The mixed posture is also the posture that holds up under the slow grind of operational time. A customer who selects one rail and pays through it for three years has produced a documentary record of their payment cadence on that one rail; the record is itself a forensic surface, even when each individual transaction is private. A customer who rotates rails — cash, then Monero, then back to cash, then Lightning for a renewal — produces a record that does not cluster cleanly into a single operator-identity equivalence class.
For the editorial-register customer (a journalist, an activist, a researcher, a small NGO IT lead), the mixed posture is overhead the customer often does not have time for. The single-rail Monero posture is the working second-best, with the acquisition route being the place where the discipline matters most. Cash by post is the working third-best, well-suited to the customer who has decided the cryptocurrency learning curve is not the highest-value use of their operational attention.
A practical recommendation
For a customer setting up offshore hosting for the first time, with no prior cryptocurrency operational experience and no immediate operational pressure, the operator’s working recommendation is: start with cash by post for the initial month while the migration is settling, learn Monero in the meantime through the documentation at /payments/monero, and switch to Monero from month two onward. The cash payment confirms the financial-surface migration is complete; the Monero learning curve happens without the time pressure of a service that needs to be paid by Friday; and the working steady state is a rail whose privacy properties match the threat model directly.

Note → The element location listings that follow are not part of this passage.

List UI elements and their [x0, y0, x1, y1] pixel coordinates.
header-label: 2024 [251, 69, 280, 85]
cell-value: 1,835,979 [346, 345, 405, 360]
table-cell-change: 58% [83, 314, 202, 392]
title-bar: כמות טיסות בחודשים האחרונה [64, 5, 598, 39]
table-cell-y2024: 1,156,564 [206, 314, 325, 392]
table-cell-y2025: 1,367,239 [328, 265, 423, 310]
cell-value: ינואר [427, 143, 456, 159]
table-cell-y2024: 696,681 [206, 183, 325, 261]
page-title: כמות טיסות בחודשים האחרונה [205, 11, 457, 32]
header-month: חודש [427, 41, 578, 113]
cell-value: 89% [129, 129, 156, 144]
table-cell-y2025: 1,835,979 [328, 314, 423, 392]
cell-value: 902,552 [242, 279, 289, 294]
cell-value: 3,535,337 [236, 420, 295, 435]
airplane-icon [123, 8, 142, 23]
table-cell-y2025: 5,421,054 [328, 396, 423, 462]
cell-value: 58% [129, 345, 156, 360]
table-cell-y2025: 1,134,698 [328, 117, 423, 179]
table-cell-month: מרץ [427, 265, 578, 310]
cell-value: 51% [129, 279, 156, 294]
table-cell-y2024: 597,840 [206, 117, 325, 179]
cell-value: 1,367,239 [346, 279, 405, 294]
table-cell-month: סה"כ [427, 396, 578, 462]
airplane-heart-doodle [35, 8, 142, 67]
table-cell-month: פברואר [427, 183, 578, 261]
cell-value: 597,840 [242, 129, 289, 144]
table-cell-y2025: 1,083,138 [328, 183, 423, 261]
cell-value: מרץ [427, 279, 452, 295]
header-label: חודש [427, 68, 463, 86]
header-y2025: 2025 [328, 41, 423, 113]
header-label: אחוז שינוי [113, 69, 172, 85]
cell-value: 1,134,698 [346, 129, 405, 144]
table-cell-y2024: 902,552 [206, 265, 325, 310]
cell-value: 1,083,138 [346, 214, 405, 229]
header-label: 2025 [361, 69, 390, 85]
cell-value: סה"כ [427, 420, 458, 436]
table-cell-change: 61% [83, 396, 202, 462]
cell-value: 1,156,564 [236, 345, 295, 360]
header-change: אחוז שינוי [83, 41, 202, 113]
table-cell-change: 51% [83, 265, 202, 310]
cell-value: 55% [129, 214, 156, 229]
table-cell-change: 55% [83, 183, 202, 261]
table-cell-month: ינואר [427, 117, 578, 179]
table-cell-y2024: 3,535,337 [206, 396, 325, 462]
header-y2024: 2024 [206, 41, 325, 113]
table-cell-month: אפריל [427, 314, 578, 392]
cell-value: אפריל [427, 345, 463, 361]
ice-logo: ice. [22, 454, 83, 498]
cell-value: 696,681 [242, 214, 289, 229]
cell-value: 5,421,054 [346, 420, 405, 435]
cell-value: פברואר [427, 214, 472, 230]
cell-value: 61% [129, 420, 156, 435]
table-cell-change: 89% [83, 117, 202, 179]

For a customer with prior cryptocurrency operational experience and a non-KYC Bitcoin holding, the recommendation is to swap a portion to Monero for monthly invoices and keep the Bitcoin holding for annual prepayments where the larger swap fee is amortised over twelve months. For an organisational customer paying invoices on behalf of multiple member outlets, the recommendation is more complex and deserves a separate conversation; the operator’s editorial address is the right place to start that conversation.
The four rails are operationally compatible. The choice between them is part of the publishing infrastructure, not part of the billing detail. Treating it that way is most of the work.